The Best Wired Gaming Mouse Used By Pros
Razer Deathadder V2
Sensor:Razer’s Focus+ Optical sensor. DPI: 16000 IPS/Malfunction speed: 650+ Price range: $$ Weight: 84g.
Another pick from the greats, the V2 comes from the line that started about 15 years ago. The V2 unlike some of the Naga products that Razer offers isn’t too bombastic with a dozen macro buttons on the side. It’s more subtle than that…, more sensible. Like a true classic, it focuses on the fundamentals of the game which first and foremost include a great ergonomic experience. Next comes precision and then customizability.
This mouse provides great support for all types of grips. It has a big right button with a little bump near the outer edge which supports your finger on the button and helps it not fall over.
The buttons on this thing are also pretty neat. They use optical sensors which minimize the latency even further. And don’t think the opti-mechanical switches are just a frail little gimmick. The buttons come with a 70- million click life which should outlast the 2-year warranty that this mid-price mouse comes with. And compared to the G502, this IS mid-priced. There are other Razer mice that hover closer to the 150$ price point too so it’s not a brand thing. The price of this mouse is great for what it delivers.

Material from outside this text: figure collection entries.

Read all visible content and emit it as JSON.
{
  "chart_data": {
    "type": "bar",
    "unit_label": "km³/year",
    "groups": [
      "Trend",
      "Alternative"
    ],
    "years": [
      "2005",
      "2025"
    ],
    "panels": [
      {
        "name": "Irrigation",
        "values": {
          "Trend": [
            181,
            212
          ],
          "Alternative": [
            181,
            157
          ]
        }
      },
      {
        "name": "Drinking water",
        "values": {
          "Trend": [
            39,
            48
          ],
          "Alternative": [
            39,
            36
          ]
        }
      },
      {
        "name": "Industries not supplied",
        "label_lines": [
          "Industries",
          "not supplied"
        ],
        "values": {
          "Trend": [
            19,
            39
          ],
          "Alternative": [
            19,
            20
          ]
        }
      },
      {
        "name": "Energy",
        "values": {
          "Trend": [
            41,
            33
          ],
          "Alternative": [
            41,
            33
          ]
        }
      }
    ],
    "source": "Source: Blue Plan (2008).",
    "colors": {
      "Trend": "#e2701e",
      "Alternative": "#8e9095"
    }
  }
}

The feet on the V2 are also made from PTFE which is a non-stick and hydrophobic material that helps move the mouse across the surface and at just about 82 grams, the Deathadder V2 is right in the sweet spot where it’s not that light nor that heavy although some may prefer a more stable and bulkier feeling mouse.

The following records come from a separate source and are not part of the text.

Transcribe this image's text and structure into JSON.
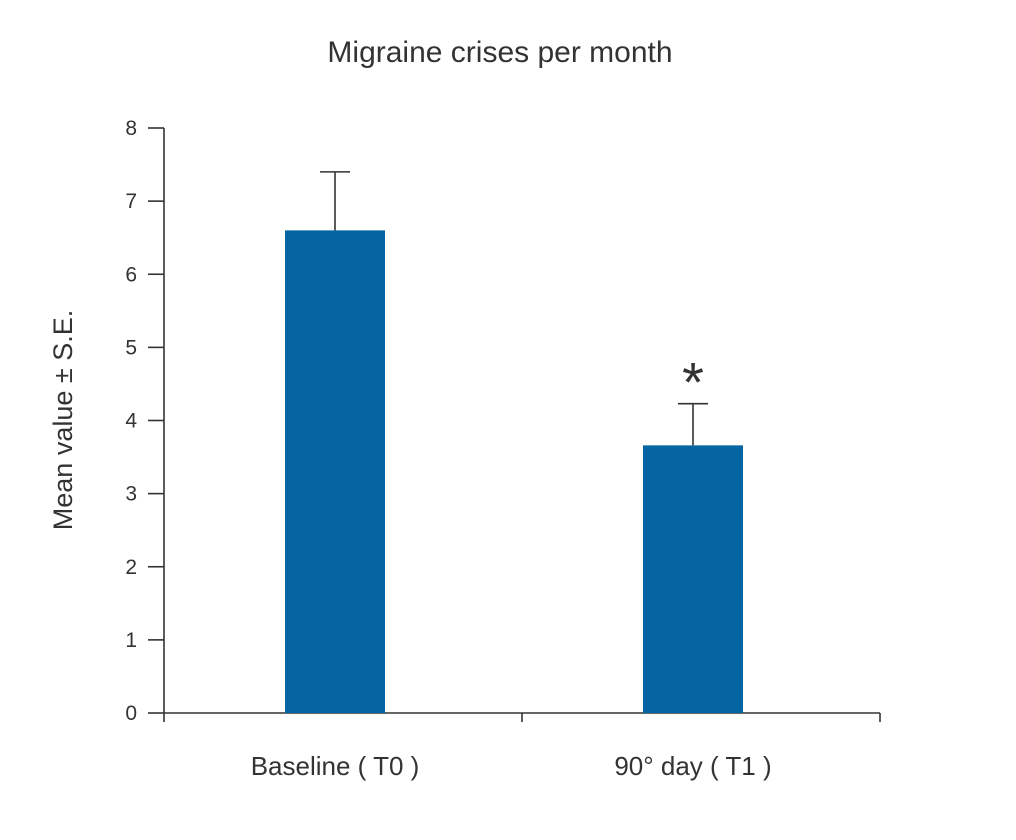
{
  "chart_data": {
    "type": "bar",
    "title": "Migraine crises per month",
    "xlabel": "",
    "ylabel": "Mean value ± S.E.",
    "categories": [
      "Baseline ( T0 )",
      "90° day ( T1 )"
    ],
    "values": [
      6.6,
      3.66
    ],
    "error": [
      0.8,
      0.57
    ],
    "annotations": [
      "",
      "*"
    ],
    "ylim": [
      0,
      8
    ],
    "yticks": [
      "0",
      "1",
      "2",
      "3",
      "4",
      "5",
      "6",
      "7",
      "8"
    ],
    "grid": false,
    "bar_color": "#0565a3"
  }
}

The mouse is Razer’s Focus+ Optical sensor which can deliver DPI up to 20,000 which you can crank up using the button on the top of the mouse. The polling rate is 1000 Hz and the mouse speed is over 650 inches per second. That’s about 54 feet in a second. Try moving your hand that fast! (Don’t actually).
As for tweaking, the Deathadder V2 comes with 8 programmable buttons which you can use in 5 different profiles that can be stored in the on-board memory of the mouse itself rather than on the Synapse 3 companion software. And of course, the mouse also features RGB customization so that’s another gaming box checked off.

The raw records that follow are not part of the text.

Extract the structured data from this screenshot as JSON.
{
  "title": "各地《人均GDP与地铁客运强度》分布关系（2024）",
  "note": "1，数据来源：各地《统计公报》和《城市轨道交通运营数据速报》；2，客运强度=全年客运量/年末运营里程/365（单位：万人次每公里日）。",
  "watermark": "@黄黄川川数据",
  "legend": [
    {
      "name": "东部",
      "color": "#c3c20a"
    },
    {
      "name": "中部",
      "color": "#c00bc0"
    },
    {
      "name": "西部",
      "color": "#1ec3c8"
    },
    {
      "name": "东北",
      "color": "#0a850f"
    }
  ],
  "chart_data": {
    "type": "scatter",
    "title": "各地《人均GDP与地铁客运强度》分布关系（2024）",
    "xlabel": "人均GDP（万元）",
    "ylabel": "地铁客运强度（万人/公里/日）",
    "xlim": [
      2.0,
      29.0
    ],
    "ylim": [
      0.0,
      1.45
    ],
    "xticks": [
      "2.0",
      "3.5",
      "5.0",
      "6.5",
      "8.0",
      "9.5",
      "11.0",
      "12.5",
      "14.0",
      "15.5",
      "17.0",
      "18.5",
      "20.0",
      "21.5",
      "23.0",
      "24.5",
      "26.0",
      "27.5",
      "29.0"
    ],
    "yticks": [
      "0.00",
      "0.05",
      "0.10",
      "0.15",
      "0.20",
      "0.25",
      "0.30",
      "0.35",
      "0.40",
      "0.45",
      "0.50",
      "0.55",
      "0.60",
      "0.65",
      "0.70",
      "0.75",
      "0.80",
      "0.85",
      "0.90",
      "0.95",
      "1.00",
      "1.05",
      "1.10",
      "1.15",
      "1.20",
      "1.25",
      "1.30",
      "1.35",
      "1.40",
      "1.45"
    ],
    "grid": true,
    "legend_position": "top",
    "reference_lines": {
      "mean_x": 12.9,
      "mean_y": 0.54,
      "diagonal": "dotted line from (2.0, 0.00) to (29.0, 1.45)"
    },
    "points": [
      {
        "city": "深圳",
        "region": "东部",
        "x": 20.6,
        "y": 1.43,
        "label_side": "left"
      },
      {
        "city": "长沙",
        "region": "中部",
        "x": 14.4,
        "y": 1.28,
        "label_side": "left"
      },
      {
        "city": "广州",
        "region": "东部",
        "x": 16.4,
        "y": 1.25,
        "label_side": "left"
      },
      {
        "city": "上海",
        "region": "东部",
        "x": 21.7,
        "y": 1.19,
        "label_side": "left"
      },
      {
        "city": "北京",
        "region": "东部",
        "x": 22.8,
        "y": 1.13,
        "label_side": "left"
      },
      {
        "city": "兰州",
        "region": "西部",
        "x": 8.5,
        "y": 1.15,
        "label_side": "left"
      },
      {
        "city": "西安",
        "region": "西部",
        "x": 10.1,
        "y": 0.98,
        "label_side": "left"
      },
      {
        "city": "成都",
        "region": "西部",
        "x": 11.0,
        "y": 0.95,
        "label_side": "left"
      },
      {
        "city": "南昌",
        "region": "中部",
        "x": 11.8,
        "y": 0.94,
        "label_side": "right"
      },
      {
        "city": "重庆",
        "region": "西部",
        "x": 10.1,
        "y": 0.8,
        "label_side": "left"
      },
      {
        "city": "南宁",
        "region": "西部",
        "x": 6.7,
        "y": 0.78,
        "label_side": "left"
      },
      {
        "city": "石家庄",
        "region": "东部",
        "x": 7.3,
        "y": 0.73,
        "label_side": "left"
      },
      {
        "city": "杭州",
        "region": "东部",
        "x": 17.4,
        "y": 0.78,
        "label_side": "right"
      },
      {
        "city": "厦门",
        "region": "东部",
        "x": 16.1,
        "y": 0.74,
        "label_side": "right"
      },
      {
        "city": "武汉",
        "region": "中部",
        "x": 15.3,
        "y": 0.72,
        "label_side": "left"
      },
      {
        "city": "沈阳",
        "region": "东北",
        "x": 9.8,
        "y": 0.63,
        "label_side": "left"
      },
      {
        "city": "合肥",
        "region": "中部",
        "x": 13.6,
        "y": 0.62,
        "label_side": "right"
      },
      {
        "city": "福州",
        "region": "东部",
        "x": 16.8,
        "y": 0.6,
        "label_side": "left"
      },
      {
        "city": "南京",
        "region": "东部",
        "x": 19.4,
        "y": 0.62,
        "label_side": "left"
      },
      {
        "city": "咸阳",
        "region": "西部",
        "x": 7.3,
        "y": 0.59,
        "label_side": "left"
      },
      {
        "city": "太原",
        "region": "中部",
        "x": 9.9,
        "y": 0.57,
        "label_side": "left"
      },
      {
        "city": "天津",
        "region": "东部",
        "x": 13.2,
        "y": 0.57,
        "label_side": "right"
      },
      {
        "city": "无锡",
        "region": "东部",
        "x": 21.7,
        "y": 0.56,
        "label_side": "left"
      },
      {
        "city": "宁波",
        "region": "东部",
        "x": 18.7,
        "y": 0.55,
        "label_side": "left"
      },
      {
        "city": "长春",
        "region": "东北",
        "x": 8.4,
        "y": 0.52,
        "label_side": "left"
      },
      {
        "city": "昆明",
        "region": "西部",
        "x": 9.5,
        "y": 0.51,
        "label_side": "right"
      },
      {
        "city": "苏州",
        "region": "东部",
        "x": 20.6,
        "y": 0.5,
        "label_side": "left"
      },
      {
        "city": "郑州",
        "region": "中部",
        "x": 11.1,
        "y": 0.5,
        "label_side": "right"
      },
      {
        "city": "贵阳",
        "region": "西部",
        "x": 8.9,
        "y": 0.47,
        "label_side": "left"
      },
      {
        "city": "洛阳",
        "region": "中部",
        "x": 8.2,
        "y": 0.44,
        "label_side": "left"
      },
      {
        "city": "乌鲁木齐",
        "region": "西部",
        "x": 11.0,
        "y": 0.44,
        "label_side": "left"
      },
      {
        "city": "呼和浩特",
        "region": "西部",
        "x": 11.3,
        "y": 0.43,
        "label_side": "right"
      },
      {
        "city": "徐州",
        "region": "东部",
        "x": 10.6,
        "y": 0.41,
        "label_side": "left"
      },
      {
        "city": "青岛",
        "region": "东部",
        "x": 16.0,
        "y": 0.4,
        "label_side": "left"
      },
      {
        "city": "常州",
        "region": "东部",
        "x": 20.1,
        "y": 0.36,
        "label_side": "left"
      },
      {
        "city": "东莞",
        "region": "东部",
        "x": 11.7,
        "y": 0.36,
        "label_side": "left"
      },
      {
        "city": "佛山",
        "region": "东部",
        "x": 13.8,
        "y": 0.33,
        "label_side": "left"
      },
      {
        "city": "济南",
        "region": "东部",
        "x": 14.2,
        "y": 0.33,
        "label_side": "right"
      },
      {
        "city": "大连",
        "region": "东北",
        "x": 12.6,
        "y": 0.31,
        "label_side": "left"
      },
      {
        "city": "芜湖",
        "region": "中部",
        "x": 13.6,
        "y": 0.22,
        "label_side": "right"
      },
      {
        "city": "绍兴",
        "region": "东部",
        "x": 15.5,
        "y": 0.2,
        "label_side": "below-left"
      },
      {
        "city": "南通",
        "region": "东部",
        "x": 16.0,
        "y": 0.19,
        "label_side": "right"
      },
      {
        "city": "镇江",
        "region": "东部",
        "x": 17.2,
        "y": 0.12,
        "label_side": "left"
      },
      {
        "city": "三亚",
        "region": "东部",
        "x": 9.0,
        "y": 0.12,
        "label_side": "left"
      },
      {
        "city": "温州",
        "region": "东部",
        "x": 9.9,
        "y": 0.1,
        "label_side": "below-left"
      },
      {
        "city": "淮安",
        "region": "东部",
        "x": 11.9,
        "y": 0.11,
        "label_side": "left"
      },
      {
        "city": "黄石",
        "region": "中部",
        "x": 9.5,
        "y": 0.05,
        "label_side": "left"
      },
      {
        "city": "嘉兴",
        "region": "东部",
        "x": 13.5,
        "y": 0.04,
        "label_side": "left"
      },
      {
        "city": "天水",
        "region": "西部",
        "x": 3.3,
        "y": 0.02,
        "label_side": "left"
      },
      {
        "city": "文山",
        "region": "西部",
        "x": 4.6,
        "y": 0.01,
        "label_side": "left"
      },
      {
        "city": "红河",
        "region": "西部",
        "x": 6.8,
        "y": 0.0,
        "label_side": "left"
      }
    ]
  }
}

The DeathAdder V2 is a straightforward gaming mouse and it builds on the strong foundations of a good and comfortable design with enhanced capabilities that can go up against any mouse in the game. It’s light and responsive with a great hand feel and not too much arm movement involved which should help keep your hand and arm nimble in case any surprises come up during a game. It’s a great buy for the relatively modest price range it comes in.
So to put it all together, as far as the question of “Do pro gamers use wired or wireless mouse?” is concerned, professional gamers have less and less to worry about concerning the shift from the traditional wired set-up to the wireless set-up. Wireless counterparts of the conventional wired peripherals can perform just as well or in some cases, even better. The issues of latency and surprisingly low battery life are becoming a thing of the past.
The Logitech G502 Lightspeed is a great example of how wireless peripherals can take on the competition and win. As for the people with more conventional taste, the Razer Deathadder V2 is a classic mouse with contemporary capabilities and a great design.